Lucky is a pit bull and he is Felix Conde's service dog.  Since 1989, Miami has enforced an ordinance which prohibits ownership of pit bull dogs within the jurisdiction.  The ordinance makes no exception for dogs which are genuine service animals under the Americans with Disabilities Act. 

"Earlier this year, Miami-Dade ordered Mr. Conde to remove Lucky from the jurisdiction, which he did, and subsequently assessed more than $10,000 in penalties against Mr. Conde," read a release sent by his lawyers Wednesday afternoon. "Mr. Conde and his wife have file the lawsuit in federal court in Miami, asking for a declaration that the Miami-Dade County ordinance violates federal law, namely the Americans with Disabilities Act, and that the County has violated the plaintiffs' civil rights by removing Lucky from them and assessing penalties."

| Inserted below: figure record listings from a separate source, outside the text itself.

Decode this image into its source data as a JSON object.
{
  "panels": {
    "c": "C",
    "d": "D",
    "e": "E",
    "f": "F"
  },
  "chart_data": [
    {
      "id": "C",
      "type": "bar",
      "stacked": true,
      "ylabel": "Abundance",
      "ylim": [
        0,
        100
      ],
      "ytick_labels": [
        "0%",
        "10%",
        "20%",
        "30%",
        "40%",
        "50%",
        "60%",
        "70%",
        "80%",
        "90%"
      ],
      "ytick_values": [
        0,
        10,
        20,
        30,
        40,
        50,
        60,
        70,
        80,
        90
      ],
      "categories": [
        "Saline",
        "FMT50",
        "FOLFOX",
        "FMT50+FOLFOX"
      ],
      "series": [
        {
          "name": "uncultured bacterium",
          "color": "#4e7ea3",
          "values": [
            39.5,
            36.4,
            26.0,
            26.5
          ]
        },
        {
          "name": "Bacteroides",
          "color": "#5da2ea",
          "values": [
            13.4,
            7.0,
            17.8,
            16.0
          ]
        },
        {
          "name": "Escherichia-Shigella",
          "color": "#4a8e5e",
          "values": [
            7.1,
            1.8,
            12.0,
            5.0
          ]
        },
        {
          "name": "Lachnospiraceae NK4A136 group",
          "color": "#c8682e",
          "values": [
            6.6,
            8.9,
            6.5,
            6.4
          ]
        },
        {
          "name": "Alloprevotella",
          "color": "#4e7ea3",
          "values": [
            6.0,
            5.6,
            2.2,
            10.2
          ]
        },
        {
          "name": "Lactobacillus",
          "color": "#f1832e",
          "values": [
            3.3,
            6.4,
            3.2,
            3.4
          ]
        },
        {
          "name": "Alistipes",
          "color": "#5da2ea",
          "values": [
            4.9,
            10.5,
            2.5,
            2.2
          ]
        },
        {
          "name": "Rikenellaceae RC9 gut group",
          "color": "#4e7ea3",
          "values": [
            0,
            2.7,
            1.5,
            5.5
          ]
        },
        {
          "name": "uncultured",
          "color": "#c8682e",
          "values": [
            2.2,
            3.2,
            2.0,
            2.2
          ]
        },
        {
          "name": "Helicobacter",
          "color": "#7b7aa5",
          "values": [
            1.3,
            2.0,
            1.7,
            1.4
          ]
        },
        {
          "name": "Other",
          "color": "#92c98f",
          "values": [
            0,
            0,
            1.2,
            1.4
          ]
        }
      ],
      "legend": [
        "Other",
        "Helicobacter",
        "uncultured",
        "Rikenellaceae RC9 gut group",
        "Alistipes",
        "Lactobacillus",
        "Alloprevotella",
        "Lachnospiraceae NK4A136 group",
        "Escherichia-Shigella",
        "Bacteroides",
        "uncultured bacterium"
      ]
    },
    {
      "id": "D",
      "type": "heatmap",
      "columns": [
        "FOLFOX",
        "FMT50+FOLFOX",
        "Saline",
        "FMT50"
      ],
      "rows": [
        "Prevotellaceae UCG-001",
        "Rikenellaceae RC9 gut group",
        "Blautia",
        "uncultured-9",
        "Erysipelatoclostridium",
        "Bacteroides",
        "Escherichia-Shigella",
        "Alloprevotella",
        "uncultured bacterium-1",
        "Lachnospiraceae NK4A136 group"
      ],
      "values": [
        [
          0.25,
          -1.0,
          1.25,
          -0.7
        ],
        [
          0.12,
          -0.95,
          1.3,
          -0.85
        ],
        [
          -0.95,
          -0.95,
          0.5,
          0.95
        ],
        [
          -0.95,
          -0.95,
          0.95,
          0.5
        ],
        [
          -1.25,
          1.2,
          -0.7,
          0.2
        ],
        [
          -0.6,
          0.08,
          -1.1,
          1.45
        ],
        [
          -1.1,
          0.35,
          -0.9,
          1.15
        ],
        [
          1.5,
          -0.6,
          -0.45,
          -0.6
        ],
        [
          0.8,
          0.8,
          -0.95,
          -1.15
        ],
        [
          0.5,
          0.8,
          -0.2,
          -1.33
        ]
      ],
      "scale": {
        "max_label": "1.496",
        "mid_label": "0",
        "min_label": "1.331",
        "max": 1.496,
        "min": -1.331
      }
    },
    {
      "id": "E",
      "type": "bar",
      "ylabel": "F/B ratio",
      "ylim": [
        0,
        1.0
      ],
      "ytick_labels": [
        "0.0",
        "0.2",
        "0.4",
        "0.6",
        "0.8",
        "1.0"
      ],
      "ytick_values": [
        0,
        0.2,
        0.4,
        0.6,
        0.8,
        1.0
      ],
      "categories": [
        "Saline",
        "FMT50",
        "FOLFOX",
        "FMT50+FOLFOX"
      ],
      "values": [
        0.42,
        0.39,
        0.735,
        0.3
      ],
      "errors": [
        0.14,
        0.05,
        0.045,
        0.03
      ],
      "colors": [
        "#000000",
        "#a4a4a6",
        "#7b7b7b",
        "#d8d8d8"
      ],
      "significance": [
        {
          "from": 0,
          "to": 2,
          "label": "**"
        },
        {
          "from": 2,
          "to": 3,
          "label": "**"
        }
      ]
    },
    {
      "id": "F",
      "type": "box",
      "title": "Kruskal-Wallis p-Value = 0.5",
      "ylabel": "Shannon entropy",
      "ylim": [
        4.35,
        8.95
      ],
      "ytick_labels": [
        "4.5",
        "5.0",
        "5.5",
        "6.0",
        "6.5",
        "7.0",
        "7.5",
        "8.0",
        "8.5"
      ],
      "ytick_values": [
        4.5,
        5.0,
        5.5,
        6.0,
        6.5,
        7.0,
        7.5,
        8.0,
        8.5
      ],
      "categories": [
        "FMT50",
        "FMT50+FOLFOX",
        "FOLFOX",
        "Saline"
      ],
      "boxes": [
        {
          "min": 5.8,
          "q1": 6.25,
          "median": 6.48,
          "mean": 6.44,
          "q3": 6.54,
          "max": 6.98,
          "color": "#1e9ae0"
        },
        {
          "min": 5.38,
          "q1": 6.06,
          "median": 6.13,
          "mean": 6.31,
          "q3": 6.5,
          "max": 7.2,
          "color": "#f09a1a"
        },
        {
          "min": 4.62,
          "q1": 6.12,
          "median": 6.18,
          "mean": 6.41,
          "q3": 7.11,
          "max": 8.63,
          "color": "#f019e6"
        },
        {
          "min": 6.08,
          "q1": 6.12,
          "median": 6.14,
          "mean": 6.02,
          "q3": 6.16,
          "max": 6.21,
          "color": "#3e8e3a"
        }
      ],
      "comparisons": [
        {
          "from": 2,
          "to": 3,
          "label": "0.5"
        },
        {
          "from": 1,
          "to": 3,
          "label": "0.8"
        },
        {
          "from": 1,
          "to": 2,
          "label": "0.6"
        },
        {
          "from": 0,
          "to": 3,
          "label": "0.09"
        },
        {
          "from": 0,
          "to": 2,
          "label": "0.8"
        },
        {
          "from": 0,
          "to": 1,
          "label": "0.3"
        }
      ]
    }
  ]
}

Local10.com's Dr. Ian Kupkee weighs in on pit bull ban

"Today, history has been made," Dahlia Canes from Miami Coalition Against Breed Specific Legislation told Local10.com. "For 25 years, Miami Dade County has had the most inhumane and absurd ordinance in place. Miami is the nation's stronghold for Breed Specific Legislation and it is here that it will be defeated, God willing. This one is for the DOGS!"

"There is simply no way a breed-specific ownership ban can survive under federal law, so as to be enforced against a disabled person and their service dog," said the Plaintiffs' attorney, Andy Dogali of Tampa.  "Other courts have reached the same conclusion.  But during the prior proceedings the County just refused to listen."